— Бумажник Ларри?
— Да. Как-то вечером я подарила ему свою фотографию — ну, знаете, размером как раз для бумажника — и заметила, что бумажник у него совсем истрепанный. На другой день я купила ему новый, крокодилий. С налогом он мне обошелся в двадцать долларов. И подарила, когда мы в следующий раз увиделись. Бумажник ему понравился. Он переложил в него все деньги и бумаги, а старый хотел выбросить. Но я не дала.
— В бумажнике что-нибудь осталось?
— Не думаю. Нет, погодите. В заднем отделении лежала бумажка. Газетная вырезка.
— Из какой газеты?
— Не знаю. Просто заметка, вырезанная из середины страницы.
— Заметка о чем?
— О какой-то постановке. По-моему, о школьном спектакле.
— А Ларри вы про нее спрашивали?
— Нет. Он бы подумал, что с моей стороны глупо было сохранить бумажник.
— А заметка цела?
— Да.
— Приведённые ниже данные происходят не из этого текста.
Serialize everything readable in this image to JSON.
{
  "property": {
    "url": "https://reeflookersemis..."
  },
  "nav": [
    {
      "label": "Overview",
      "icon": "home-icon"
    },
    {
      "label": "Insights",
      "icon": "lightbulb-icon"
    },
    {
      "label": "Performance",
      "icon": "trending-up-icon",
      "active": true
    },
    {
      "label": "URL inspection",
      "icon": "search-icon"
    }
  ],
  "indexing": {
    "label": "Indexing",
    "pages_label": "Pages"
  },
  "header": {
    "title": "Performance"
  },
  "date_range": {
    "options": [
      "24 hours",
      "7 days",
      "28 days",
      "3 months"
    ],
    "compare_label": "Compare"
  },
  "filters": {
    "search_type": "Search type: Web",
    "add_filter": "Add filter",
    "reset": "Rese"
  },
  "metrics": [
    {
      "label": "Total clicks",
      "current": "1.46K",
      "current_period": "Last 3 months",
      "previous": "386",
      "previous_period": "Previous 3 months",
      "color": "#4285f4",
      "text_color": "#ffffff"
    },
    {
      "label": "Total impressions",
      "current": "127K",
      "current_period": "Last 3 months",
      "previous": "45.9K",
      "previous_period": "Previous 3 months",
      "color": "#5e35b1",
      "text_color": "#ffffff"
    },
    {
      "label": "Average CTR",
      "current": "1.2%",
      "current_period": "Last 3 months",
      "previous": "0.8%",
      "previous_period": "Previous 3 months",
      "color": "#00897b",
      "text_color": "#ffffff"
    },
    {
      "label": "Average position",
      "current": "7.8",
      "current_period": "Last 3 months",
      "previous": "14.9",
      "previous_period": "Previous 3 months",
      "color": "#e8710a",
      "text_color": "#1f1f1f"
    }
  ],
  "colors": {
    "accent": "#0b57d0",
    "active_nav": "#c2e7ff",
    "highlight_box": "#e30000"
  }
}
Я положила ее назад. Точно деньги или ценность какую-нибудь. Какой же дурой бываешь!
— Бумажник все еще у вас? Элла кивнула.
— Забыла выбросить. Он у меня дома.
— А где именно?
— В бюро. В верхнем ящике бюро в спальне. У меня есть шкатулка из красного дерева. Я ее называю моей сокровищницей. И бумажник я положила в нее. Миссис Клайн вас впустит... — Она покачала головой. — Даже подумать боюсь, какого она теперь обо мне мнения!
— Я уверен, что оно осталось прежним. А ключ, чтобы отпереть сокровищницу?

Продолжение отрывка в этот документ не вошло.